É com um telefonema que a escritora mineira Marcela Dantés, finalista do Prêmio Jabuti de Literatura 2021, dá início a João Maria Matilde, romance publicado em maio pela Autêntica Contemporânea.

Na chamada, alguém procura por Matilde, a filha de João Maria. E é assim, sem rodeios, que a protagonista toma conhecimento sobre parte de seu passado: seu pai, a respeito de quem ela nunca soube nada, sequer o nome, existe. Ou existiu, já que ele agora está morto e deixou um testamento, que só poderá ser lido quando ela estiver na pequena cidade portuguesa onde ele viveu. Matilde parte, então, em uma viagem tão solitária quanto desconhecida, que a coloca frente a frente com seus medos para enfim encontrar uma versão surpreendente, emocionante e transformadora de si mesma.

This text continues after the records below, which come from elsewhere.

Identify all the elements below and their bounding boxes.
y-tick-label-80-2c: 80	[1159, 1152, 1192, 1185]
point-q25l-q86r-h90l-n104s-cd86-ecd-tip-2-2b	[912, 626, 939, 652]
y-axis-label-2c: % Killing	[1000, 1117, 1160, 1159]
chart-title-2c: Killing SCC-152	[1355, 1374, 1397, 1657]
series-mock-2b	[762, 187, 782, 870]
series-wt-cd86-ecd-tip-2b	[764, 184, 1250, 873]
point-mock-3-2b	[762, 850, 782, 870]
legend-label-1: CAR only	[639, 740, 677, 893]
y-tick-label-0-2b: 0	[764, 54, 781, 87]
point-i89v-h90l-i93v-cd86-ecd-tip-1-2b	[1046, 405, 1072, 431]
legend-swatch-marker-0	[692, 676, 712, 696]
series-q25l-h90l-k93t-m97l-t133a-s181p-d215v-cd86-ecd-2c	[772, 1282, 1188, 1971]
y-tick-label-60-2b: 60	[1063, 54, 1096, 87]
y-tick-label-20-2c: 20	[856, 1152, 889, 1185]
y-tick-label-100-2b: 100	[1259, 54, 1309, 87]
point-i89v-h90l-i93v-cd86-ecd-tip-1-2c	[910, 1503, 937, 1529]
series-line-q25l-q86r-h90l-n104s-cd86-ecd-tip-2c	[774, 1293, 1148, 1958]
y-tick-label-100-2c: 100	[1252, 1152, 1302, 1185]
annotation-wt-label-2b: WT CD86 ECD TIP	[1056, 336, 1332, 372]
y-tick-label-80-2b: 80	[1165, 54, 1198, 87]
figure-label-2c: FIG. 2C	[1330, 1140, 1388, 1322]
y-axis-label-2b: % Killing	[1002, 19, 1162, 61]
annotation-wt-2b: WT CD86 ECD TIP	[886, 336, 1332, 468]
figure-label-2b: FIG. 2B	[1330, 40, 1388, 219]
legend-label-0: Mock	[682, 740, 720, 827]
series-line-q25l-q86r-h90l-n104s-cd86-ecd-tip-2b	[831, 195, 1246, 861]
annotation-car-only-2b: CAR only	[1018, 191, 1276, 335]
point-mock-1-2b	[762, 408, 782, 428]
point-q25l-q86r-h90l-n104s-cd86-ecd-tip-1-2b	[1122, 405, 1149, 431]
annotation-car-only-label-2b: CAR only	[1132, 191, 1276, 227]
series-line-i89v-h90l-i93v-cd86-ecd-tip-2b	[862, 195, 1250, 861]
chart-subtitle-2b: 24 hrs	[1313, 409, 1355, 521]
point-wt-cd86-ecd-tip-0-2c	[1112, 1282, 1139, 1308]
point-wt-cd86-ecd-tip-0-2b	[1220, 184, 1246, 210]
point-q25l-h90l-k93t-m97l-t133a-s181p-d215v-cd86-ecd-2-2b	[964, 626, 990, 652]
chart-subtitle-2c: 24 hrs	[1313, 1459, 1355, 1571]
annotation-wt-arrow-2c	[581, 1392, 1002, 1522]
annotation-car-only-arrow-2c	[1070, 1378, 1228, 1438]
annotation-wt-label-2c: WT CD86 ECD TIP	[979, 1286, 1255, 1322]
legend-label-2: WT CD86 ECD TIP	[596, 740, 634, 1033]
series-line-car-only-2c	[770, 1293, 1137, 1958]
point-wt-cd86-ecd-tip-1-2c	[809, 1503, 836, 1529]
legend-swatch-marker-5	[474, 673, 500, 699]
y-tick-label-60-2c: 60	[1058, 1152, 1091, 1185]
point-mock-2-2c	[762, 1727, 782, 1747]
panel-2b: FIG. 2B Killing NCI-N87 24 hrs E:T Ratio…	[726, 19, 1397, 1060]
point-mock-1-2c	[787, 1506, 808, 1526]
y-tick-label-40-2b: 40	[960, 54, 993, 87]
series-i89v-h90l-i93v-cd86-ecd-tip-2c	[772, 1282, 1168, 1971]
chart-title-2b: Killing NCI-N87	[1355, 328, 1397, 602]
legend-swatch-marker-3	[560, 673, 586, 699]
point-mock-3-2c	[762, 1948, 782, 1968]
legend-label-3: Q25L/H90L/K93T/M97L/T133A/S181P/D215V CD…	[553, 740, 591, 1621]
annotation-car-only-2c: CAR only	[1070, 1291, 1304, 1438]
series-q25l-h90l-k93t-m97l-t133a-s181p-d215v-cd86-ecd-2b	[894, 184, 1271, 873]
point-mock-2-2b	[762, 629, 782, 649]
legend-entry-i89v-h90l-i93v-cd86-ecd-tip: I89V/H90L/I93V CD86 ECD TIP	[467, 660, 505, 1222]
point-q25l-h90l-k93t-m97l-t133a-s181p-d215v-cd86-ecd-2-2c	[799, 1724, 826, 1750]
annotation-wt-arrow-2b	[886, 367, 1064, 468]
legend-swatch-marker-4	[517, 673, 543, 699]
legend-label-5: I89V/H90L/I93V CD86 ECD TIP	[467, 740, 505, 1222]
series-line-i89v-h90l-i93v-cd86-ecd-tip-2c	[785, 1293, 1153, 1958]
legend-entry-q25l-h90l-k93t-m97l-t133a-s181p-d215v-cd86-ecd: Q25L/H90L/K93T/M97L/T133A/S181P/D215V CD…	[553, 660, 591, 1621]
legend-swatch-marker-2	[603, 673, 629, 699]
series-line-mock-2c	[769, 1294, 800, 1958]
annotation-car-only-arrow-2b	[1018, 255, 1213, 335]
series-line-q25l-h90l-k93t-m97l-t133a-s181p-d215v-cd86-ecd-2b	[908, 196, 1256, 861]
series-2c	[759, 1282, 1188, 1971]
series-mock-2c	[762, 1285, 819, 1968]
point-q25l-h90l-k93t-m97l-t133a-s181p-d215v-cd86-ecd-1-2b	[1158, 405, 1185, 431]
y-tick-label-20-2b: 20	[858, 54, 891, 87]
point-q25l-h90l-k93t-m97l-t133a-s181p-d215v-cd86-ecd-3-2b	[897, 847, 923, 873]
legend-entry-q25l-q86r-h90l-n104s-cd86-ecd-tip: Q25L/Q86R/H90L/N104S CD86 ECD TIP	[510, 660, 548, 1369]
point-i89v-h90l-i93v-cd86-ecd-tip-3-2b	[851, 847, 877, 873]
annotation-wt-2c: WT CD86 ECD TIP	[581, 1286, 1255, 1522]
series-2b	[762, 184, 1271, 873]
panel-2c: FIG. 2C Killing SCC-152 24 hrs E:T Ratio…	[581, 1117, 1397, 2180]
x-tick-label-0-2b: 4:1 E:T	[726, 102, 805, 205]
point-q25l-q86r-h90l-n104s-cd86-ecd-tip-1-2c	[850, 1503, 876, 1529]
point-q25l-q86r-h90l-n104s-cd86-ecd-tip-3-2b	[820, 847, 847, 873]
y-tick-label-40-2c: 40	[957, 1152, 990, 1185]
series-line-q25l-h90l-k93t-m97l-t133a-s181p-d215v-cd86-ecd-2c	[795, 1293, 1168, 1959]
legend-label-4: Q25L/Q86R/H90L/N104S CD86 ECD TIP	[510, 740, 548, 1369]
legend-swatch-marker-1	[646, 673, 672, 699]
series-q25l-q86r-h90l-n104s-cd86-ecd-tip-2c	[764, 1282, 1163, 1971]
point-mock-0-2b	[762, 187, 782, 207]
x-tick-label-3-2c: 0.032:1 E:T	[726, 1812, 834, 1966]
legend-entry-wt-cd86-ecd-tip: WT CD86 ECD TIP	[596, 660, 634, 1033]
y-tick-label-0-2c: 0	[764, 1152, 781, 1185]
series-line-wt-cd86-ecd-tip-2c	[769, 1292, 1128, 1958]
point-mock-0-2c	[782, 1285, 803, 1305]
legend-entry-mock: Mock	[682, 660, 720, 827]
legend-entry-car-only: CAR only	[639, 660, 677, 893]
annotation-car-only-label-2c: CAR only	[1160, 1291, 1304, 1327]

João Maria Matilde é fruto da residência literária que a autora fez no Festival Literário Internacional de Óbidos (Folio), em 2016 – ano em que a curadoria foi feita pelo escritor angolano José Eduardo Agualusa. De volta ao Brasil, Marcela trabalhou por dois anos no livro, até engavetá-lo esperando um momento melhor para escrever sobre as questões abordadas na obra – muitas delas de ordem psicológica –, retomando e finalizando-a no ano passado, quando se sentiu pronta para enfrentar temas tão profundos.

Foi também em 2021 que a carreira de Marcela Dantés deu um salto: a autora foi finalista de duas das mais prestigiadas premiações literárias brasileiras, Prêmio Jabuti e Prêmio São Paulo. Nesta entrevista para o Blog do Grupo Autêntica, a autora conta mais sobre reconhecimento e sobre seu processo de criação literária.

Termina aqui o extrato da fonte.